While many talk of a housing bubble than surely cannot be sustained, a new Central 1 Credit Union report issued April 19 predicts that current rising sales and prices will continue at least into 2018.
The Metro Vancouver real estate market so far this year has outperformed Central 1’s forecasts. The credit union now predicts sales growth of 22 per cent this year compared with 2015, and a median home price of $668,000, up 13 per cent over 2015. The report added that it expects detached home prices to rise considerably faster, at 23 per cent, to more than $1.1 million as a median across Metro Vancouver.
“Red-hot housing demand in Metro Vancouver… will continue to underpin provincial housing momentum,” said Bryan Yu, senior economist at Central 1.
“Detached homes make up a shrinking share of the housing stock and increasingly are no longer single-family dwellings as many now have rental units, legal or otherwise,” Yu added.
“The dream of a single-family detached home in Metro Vancouver is going to remain just a dream for most buyers.”
The report said that very high demand for local real estate is “only one part of the story, with a severe supply shortage a substantial driver of price appreciation.”
It added, “High prices will push more prospective buyers of single-detached homes into the multi-family market, while some entry-level buyers will be priced out and others will be unwilling to adjust expectations.”

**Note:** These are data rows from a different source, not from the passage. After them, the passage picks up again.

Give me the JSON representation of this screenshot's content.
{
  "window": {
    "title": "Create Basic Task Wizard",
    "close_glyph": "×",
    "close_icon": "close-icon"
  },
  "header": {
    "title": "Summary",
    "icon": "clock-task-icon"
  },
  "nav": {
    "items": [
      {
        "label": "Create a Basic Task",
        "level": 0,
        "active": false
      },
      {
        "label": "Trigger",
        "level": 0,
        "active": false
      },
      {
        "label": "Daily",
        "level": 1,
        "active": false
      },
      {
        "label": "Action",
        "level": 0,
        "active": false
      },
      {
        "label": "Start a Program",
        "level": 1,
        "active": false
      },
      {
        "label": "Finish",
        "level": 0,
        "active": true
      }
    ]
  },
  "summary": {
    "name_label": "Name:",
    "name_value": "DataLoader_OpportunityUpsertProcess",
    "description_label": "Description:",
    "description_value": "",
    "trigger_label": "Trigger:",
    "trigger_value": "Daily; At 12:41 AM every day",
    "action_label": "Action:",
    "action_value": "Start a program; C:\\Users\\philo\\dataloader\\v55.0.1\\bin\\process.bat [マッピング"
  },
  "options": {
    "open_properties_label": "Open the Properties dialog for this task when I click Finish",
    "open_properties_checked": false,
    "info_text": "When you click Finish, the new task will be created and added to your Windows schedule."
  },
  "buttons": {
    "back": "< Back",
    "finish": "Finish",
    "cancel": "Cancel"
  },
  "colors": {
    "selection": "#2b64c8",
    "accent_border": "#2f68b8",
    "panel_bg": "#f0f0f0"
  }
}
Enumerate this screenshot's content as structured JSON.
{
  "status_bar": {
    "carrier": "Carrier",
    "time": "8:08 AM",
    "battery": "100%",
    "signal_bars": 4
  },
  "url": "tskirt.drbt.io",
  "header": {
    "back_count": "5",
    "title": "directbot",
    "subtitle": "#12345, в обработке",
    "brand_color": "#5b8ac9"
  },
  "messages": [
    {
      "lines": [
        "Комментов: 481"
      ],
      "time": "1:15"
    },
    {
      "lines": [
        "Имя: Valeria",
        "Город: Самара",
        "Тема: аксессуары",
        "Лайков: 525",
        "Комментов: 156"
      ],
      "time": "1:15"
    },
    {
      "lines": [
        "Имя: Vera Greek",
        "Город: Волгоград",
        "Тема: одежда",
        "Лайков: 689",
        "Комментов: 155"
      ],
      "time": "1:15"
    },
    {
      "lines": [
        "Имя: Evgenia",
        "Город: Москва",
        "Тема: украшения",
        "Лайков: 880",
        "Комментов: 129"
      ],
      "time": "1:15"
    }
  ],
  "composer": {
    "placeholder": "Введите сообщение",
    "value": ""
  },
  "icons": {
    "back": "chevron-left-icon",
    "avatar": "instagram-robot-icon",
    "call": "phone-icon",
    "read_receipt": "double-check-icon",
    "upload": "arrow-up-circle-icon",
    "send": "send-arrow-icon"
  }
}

Over the next two years, Metro Vancouver home sales growth is expected to slow in 2017 and 2018 because of “a combination of affordability erosion and lack of available inventory,” but the report added that total sales are expected to “remain elevated.”
The report also said that Central 1’s belief is that foreign ownership is likely to make up around 10 per cent of the market, and will remain more concentrated in the luxury sector. However, it added that this factor “does have ripple effects on the rest of the housing market as high-income households move down-market, lifting prices.”
Across the province, sales in 2016 are forecast to climb 17 per cent to about 109,500 units and the median price is expected to rise 10 per cent to $473,000.
Looking to next year, Central 1 is forecasting that sales in BC will remain flat around 109,000 units as “a mild decline in the Lower Mainland will be offset by growth in other regions.” but price growth will remain a solid 4.7 per cent.
House prices across BC are forecast to keep rising over the next three years, but “northern markets will remain slower than Metro Vancouver and Vancouver Island, constrained by weak oil, natural gas and commodity prices that are hurting the regional economies.”